Il est de bon ton aujourd’hui de critiquer le capitalisme et la mondialisation, mais regardons ce qu’était la société européenne avant l’avénement du capitalisme et de la mondialisation : une société agraire ou l’immense majorité de la population travaillait dur et vivait dans une pauvreté extrême. Le capitalisme à permis son enrichissement et son alphabétisation, c’est indéniable. Et il le permettra aussi au reste du monde, à condition justement de ne pas le brider. Le libéralisme prône la liberté d’entreprise, la liberté d’action. La flexibilité du marché du travail permettrait de diminuer le chômage et d’augmenter la richesse de la population. Mais tous les bénéfices du libéralisme seraient trop long à expliquer.
Simplement, il s’oppose à tous les totalitarisme et au contrôle des individus par l’Etat, et donc au contrôle de l’économie par l’Etat. Notons que tous les régimes totalitaires du Xxe siècle contrôlaient l’économie entièrement. Et que la solidarité privée a toujours été plus efficace que l’assistanat étatique qui n’est qu’un leurre de solidarité.

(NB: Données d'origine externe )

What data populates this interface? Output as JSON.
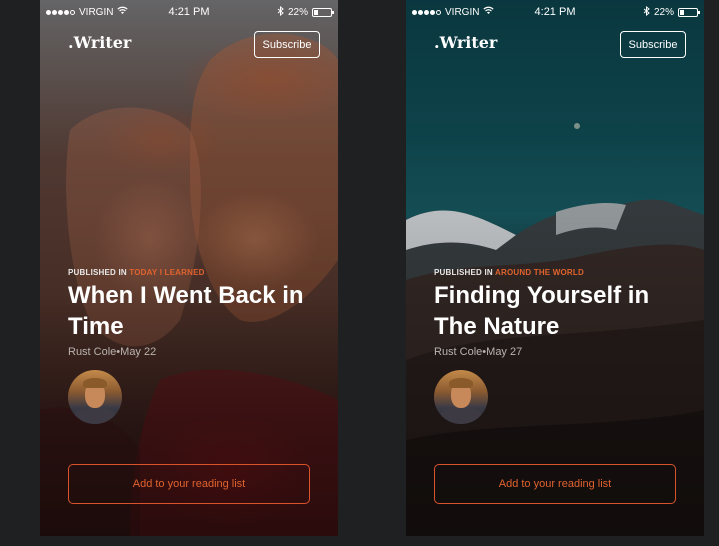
{
  "status_bar": {
    "carrier": "VIRGIN",
    "time": "4:21 PM",
    "battery": "22%",
    "battery_level": 0.22
  },
  "app": {
    "logo": ".Writer",
    "subscribe_label": "Subscribe"
  },
  "cards": [
    {
      "published_prefix": "PUBLISHED IN",
      "category": "TODAY I LEARNED",
      "title": "When I Went Back in Time",
      "author": "Rust Cole",
      "separator": "•",
      "date": "May 22",
      "cta_label": "Add to your reading list"
    },
    {
      "published_prefix": "PUBLISHED IN",
      "category": "AROUND THE WORLD",
      "title": "Finding Yourself in The Nature",
      "author": "Rust Cole",
      "separator": "•",
      "date": "May 27",
      "cta_label": "Add to your reading list"
    }
  ],
  "colors": {
    "accent": "#e0632e",
    "page_bg": "#1f2022",
    "left_bg": "#5a3a30",
    "right_bg": "#0f4a52"
  },
  "icons": {
    "signal": "signal-dots-icon",
    "wifi": "wifi-icon",
    "bluetooth": "bluetooth-icon",
    "battery": "battery-icon"
  }
}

Vous réclamez un débat intellectuel, Mr Peillon. Pourtant je doute fort que ce commentaire soit publié. Enfin, nous verrons bien.
Rédigé par : Alex | 05 juin 2008 à 01:55
Bonjour
Felicitations pour tes analyses, toujours aussi claires.Au fait Delanoé nous déclare sur france inter que "le PS bouge grace à lui"J'espère que nous allons nous debarasser de ces rossignols ainsi que des démolisseurs (reconstructeurs) sorte d'armée mexicaine et que Ségoléne gagnera le congrés.C'est le seul espoir qui me reste et je compte sur toi.
Rédigé par : christian | 04 juin 2008 à 23:32
Merci M Peillon de rendre limpide et captivant ce theme aux allures de querelles byzantines. J'espere que la prochaine fois vous serez reelu dans la Somme. L'Assemblee Nationale a besoin de lumiere. A moins que d'ici la vous ne soyez devenu ministre (voir le 1er d'entre eux) de la premiere Presidente de la Republique.
Rédigé par : Marcel | 04 juin 2008 à 17:10
A lire :
Vincent Peillon règle la querelle sur le «libéralisme»
http://antennerelais.canalblog.com/archives/2008/06/02/9420559.html
"nul autre que Vincent Peillon ne serait plus à même d'accomplir une telle mission."
Rédigé par : Armelle | 02 juin 2008 à 21:34
...Après avoir lu aussi les textes de S. Royal sur le libéralisme, voici mes réflexions sur le sujet, ma petite synthèse personnelle, dont je vous laisse juge :
Il existe quatre prismes pour le libéralisme :
-Libéralisme privé = libertinage
-Libéralisme social = souplesse des mœurs, part d’individualisme
-Libéralisme politique = droits humains, démocratie
-Libéralisme économique = capitalisme illimité.
Libéral et liberté
D’emblée, la relation entre le mot « libéral » et le mot « liberté » pose question et mérite deux lignes. En effet, toute langue a sa logique ; en vertu de quoi, on pourrait s’attendre à ce que le mot « libéral » représente un adjectif qui naît avec le mot « liberté ».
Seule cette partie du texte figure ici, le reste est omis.